Although the results of this study support the conclusion that Rac1 and CTGF are involved in the pathogenesis of AF, the causality between Rac1, CTGF, and AF in humans remains unclear. For example, animals treated with angiotensin II exhibit increased myocardial Rac1 activity and develop cardiac fibrosis but not AF (21). Also, most of the RacET mice do not develop AF, despite comparable increases in the expression of CTGF, N-cadherin, and connexin 43, and interstitial fibrosis as that of RacET mice that do develop AF. Furthermore, it is unlikely that there are any pathological conditions in humans where AF is associated with a 30-fold increase in Rac1 expression similar to what was observed in the RacET mice used in this study.
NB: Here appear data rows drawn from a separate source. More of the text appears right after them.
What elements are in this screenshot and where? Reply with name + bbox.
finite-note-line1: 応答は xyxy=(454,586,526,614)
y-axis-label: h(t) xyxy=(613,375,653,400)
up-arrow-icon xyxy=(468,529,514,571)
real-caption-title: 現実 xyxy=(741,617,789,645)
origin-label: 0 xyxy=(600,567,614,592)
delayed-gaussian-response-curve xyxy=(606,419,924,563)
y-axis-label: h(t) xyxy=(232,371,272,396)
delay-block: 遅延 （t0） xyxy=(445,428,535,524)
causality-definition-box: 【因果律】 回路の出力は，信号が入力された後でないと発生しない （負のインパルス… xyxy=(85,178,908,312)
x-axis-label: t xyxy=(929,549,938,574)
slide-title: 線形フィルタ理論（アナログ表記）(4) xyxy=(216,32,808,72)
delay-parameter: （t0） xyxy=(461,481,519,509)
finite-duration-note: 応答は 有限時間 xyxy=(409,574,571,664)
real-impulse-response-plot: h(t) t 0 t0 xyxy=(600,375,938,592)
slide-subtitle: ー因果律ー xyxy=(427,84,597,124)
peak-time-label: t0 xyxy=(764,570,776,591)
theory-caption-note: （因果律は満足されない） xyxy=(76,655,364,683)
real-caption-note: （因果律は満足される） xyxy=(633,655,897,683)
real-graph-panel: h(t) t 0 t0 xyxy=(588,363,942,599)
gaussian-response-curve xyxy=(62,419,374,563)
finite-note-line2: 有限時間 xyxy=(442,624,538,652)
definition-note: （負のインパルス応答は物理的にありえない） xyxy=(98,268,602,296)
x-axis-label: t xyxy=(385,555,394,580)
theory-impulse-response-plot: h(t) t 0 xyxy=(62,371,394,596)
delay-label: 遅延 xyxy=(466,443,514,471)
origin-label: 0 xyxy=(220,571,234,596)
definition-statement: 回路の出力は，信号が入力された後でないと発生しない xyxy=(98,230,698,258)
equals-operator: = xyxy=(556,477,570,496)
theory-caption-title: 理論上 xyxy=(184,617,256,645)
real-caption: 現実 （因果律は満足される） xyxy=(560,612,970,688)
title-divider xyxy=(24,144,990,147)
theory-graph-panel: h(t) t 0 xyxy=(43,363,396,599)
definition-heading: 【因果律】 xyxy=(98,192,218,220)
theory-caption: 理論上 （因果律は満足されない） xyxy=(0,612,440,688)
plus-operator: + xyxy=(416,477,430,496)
Finally, thus far, genetic mapping studies of patients who are more or less susceptible to or at risk for AF have not localized any mutations to the Rac1 locus, which is located on chromosome 7p22 (23,24). Thus, the general applicability of these findings to patients with AF of various etiologies is uncertain.

The beneficial effects of statins on atrial remodeling and AF are suggestive of Rac1, but because statins could also inhibit other isoprenoid-dependent pathways, such as the Ras and Rho/Rho kinase (ROCK) pathways, their inhibitory effects on atrial fibrosis and AF may not be due entirely to Rac1 inhibition. Indeed, deletion or inhibition of ROCK1 also leads to decreased angiotensin II-induced CTGF expression and cardiac fibrosis (25,26). Thus, the potential benefits of statin therapy in AF may extend beyond their inhibitory effects on Rac1. For these reasons, it would probably have been more definitive to use a genetic loss-of-function rather than a gain-of-function model of Rac1 in order to demonstrate that Rac1 is obligatory for the development of AF. Thus, further studies are required to determine whether increased Rac1 activity and CTGF expression are necessary and/or sufficient to produce AF under various pathological conditions that are associated with AF in humans. Nevertheless, these findings do provide some of the mechanistic basis for the clinical benefits of angiotensin receptor blockers or statins in patients with AF. Whether or not specific Rac1 inhibitors will have similar therapeutic benefits in patients with AF remains to be determined.